Olayın, sadece bir avuç anarşistin sorumsuzca sağa sola saldırmasının ötesinde, daha yaygın ve ciddi boyutlar almasının nedeni de, Atina’daki bir gözlemcinin deyişiyle, ‘toplumun bir süredir yaşadığı stres ve sinir krizi’dir.

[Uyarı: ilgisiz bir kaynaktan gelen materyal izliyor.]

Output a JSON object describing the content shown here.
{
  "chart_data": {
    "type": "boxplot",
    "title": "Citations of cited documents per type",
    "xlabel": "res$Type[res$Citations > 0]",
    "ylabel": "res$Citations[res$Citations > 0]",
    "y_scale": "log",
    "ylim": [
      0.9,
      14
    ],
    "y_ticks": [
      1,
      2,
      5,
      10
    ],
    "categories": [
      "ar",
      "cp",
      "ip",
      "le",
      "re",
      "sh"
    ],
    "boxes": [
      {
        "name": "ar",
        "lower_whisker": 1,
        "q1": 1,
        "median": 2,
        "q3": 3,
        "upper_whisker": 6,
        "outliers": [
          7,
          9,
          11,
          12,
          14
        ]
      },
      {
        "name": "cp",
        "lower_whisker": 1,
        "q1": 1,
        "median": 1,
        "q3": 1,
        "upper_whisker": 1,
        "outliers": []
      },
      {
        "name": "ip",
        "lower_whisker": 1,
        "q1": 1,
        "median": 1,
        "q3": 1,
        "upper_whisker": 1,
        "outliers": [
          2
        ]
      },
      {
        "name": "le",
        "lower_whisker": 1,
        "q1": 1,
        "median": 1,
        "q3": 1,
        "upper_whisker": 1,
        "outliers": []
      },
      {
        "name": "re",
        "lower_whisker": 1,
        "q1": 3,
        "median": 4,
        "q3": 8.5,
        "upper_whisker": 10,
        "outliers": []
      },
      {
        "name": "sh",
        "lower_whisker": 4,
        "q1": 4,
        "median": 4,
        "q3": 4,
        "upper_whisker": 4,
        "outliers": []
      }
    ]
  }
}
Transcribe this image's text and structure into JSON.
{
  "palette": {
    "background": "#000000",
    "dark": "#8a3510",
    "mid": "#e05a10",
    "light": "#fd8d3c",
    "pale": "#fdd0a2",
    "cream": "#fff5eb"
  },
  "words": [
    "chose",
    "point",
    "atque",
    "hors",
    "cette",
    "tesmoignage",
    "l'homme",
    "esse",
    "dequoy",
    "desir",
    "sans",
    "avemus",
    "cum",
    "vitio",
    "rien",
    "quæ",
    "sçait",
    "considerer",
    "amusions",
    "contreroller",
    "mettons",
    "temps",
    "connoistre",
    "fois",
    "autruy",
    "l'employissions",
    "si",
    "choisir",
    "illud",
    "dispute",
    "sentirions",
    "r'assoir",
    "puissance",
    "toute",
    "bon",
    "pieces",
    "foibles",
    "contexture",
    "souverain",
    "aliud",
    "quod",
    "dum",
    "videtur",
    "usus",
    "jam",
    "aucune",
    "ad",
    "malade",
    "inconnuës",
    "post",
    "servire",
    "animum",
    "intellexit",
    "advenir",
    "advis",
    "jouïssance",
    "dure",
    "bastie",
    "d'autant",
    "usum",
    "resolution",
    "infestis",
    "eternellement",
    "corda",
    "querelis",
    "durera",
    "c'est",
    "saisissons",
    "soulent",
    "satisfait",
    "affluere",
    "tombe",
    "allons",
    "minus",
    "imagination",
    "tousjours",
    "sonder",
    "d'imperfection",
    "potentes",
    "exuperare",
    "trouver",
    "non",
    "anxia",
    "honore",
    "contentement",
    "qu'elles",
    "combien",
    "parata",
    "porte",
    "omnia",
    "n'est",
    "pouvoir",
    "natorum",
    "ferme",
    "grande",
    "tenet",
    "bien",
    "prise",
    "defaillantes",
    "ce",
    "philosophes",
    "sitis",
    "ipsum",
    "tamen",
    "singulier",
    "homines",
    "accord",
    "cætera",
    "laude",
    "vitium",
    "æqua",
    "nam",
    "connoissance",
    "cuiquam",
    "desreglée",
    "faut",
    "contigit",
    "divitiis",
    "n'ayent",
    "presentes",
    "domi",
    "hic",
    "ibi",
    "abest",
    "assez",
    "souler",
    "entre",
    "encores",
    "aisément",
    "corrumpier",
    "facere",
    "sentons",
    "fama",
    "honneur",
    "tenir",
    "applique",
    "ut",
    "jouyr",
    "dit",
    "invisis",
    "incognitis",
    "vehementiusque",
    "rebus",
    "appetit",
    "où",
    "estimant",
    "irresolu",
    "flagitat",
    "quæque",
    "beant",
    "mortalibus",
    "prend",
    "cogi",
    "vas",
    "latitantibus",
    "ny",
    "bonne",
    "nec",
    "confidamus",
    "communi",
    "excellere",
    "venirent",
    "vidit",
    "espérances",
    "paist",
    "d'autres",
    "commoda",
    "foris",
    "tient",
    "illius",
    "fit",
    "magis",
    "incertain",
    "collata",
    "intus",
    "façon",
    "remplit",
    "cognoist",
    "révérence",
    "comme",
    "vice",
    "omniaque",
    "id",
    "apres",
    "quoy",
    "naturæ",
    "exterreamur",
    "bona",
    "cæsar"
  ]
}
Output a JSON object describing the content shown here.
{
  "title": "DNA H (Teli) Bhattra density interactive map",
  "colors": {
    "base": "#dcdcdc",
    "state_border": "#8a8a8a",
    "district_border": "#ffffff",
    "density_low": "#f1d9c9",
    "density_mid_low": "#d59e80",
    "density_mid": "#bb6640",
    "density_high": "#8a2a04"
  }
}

Yunanlıları bu noktaya getiren çeşitli etkenler var: Bunların başında ekonomik faktör geliyor. Ülkeyi derinden etkileyen küresel krizden önce de, bu ülkede ekonomik ve sosyal sıkıntılar halkı bezdiriyordu. Karamanlis hükümetinin liberal ekonomik politikası (bu arada özelleştirme programı) ülkede artan işsizliğin, gelir dağılımındaki dengesizliklerin başlıca sebebi sayılıyordu. Ayrıca son zamanlarda açığa çıkan yolsuzluklar ve skandallar halkın hükümete ve sisteme güvenini daha da sarsıyordu.

Küresel ekonomik kriz durumu daha da zorlaştırdı. Bu nedenle alınmaya başlayan kemer sıkma önlemleri özellikle çalışan kesimlerde ve işsiz kalan veya iş bulamayan gençlerde güvensizliği ve umutsuzluğu artırdı.

İşte bu ortamda Atina’nın ‘anarşist’ gençlerinin toplandığı bir semtte polise hakaret yağdıran bir gencin vurulması adeta toplumdaki zembereğin boşalmasına yol açtı.”[5]

“… ‘Yunanistan’daki huzursuzluk, ülkenin dünyaya mirası olan demokrasiyi kendi toprakları içinde hayata geçiremediğinin açık göstergesi’ diyor ‘The Times’…

Batının nicedir iktidarda olan neo-liberal fikir dünyasının mükemmel bir ürünü, bu yorum.

Evet, ülkede alıp yürümüş yolsuzluk, hızla büyüyen işsizlik, hükümet kapışmalarının kaçınılmaz olarak insana aile işletmeleri arasındaki itişmeyi hatırlatan yapısı, çalışanları mağdur eden ekonomik önlemler ve benzeri kalemlerden oluşturulan bir liste, bu yorumu bir parça yenir yutulur kılmak için çıkarılıveriyor. Amma ezcümle söylenen şu: Demokrasi kavramını dünyaya kazandırmış olan kültürün gelmiş olduğu noktaya bakın. Hükümet beceriksiz. Vandallar iplerinden boşanmış.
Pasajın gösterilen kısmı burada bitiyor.